5. Implementation (phased)
- Stop the bleeding — delete the
add_finding(insight)per-turn dump (keep session persistence). Enforceextract_output()on every write path + regression-test that scratch_pad can't reach the store. Sweep existing junk. - Semantic extractor — Mem0-style fact extraction on session end (background, aux model) + consolidate/dedupe + importance gating,
finding_type="fact". - Rationalize overlap —
<prior_sessions>stays (it's the only immediate cross-session recency), but cleaned: strip reasoning at the persist source + at read (defensive for old files), and collapse the two duplicate loaders into oneload_prior_sessions. - (this ADR) — the decision that never existed.
Phase 1 alone removes the junk and loses nothing real (the raw insights were never useful); Phase 2 is the upgrade, not a prerequisite.

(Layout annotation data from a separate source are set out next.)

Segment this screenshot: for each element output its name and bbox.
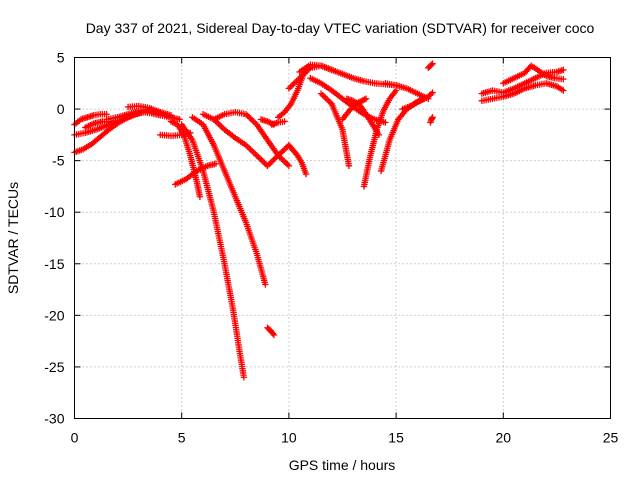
y-tick-label: 5 [57, 50, 65, 66]
x-tick-label: 10 [281, 430, 297, 446]
series-arc-10 [189, 114, 269, 288]
ticks-layer: 0 5 10 15 20 25 5 0 -5 -10 -15 -20 -25 -30 [44, 50, 618, 446]
y-tick-label: -5 [52, 153, 65, 169]
data-point [262, 281, 269, 288]
series-arc-26 [360, 87, 400, 190]
data-point [285, 162, 293, 169]
x-tick-label: 25 [603, 430, 619, 446]
data-point [281, 118, 288, 125]
data-point [269, 330, 277, 337]
grid-layer [74, 57, 611, 419]
points-layer [71, 60, 567, 381]
data-point [358, 97, 365, 105]
plot-frame [74, 57, 611, 419]
data-point [560, 66, 567, 74]
series-arc-34 [500, 62, 567, 87]
y-axis-title: SDTVAR / TECUs [5, 182, 21, 294]
y-tick-label: 0 [57, 101, 65, 117]
x-axis-title: GPS time / hours [289, 457, 396, 473]
series-arc-31 [427, 114, 436, 126]
data-point [176, 116, 183, 123]
data-point [560, 75, 567, 83]
data-point [382, 119, 389, 126]
data-point [429, 89, 436, 96]
y-tick-label: -10 [44, 204, 64, 220]
series-arc-18 [285, 141, 310, 178]
data-point [428, 61, 435, 68]
y-tick-label: -20 [44, 307, 64, 323]
data-point [345, 162, 353, 169]
data-point [425, 95, 432, 102]
series-arc-8 [167, 118, 204, 200]
data-point [427, 90, 435, 98]
y-tick-label: -25 [44, 359, 64, 375]
data-point [270, 331, 278, 339]
series-arc-33 [478, 80, 567, 105]
x-tick-label: 5 [178, 430, 186, 446]
data-point [560, 87, 567, 94]
x-tick-label: 15 [388, 430, 404, 446]
series-arc-30 [425, 60, 436, 72]
data-point [361, 96, 368, 103]
data-point [240, 374, 248, 381]
series-arc-9 [178, 121, 248, 381]
data-point [196, 193, 204, 200]
series-arc-11 [172, 160, 220, 188]
series-arc-29 [382, 80, 432, 102]
data-point [362, 95, 370, 102]
data-point [429, 60, 436, 67]
y-tick-label: -30 [44, 411, 64, 427]
chart-title: Day 337 of 2021, Sidereal Day-to-day VTE… [86, 20, 595, 36]
data-point [429, 114, 436, 121]
series-arc-3 [71, 111, 110, 128]
data-point [212, 160, 220, 167]
x-tick-label: 20 [496, 430, 512, 446]
x-tick-label: 0 [71, 430, 79, 446]
series-arc-17 [264, 324, 278, 339]
y-tick-label: -15 [44, 256, 64, 272]
data-point [360, 96, 367, 104]
series-arc-16 [268, 118, 288, 128]
data-point [302, 170, 310, 178]
series-arc-13 [210, 108, 293, 169]
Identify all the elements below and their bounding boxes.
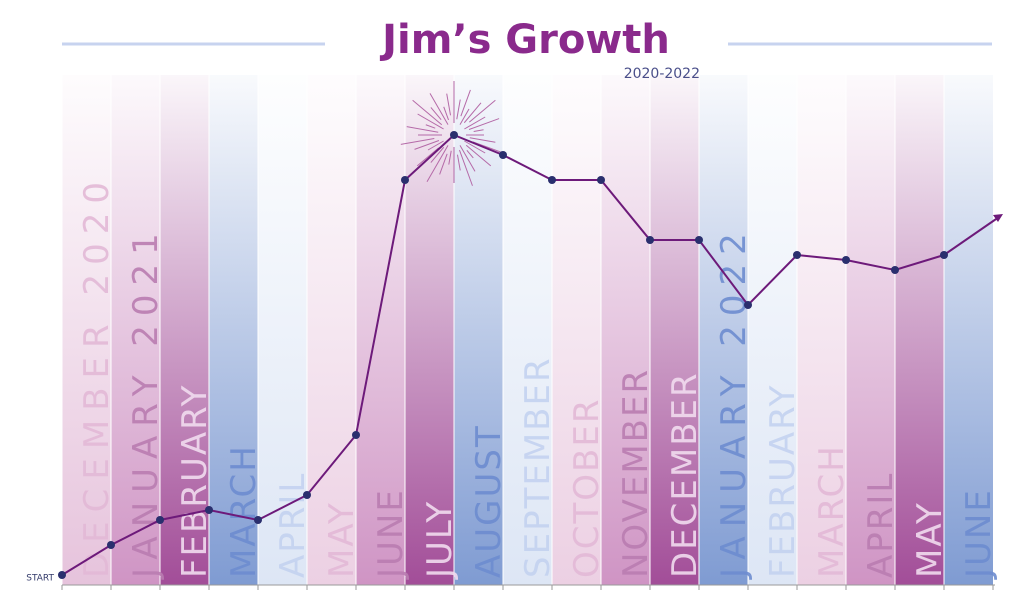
starburst-ray — [427, 140, 444, 151]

6. Alternatives considered
- Just strip scratch_pad and keep the per-turn dump. Rejected: even cleaned, storing every turn verbatim is the bloat anti-pattern and duplicates harvest.
- Adopt a memory SDK (Mem0/LangMem) wholesale. Deferred: protoAgent already has episodic (harvest) + procedural (skills) + an FTS5 store; we need the semantic-extraction piece, not a dependency. Revisit if requirements grow (graph memory, temporal validity).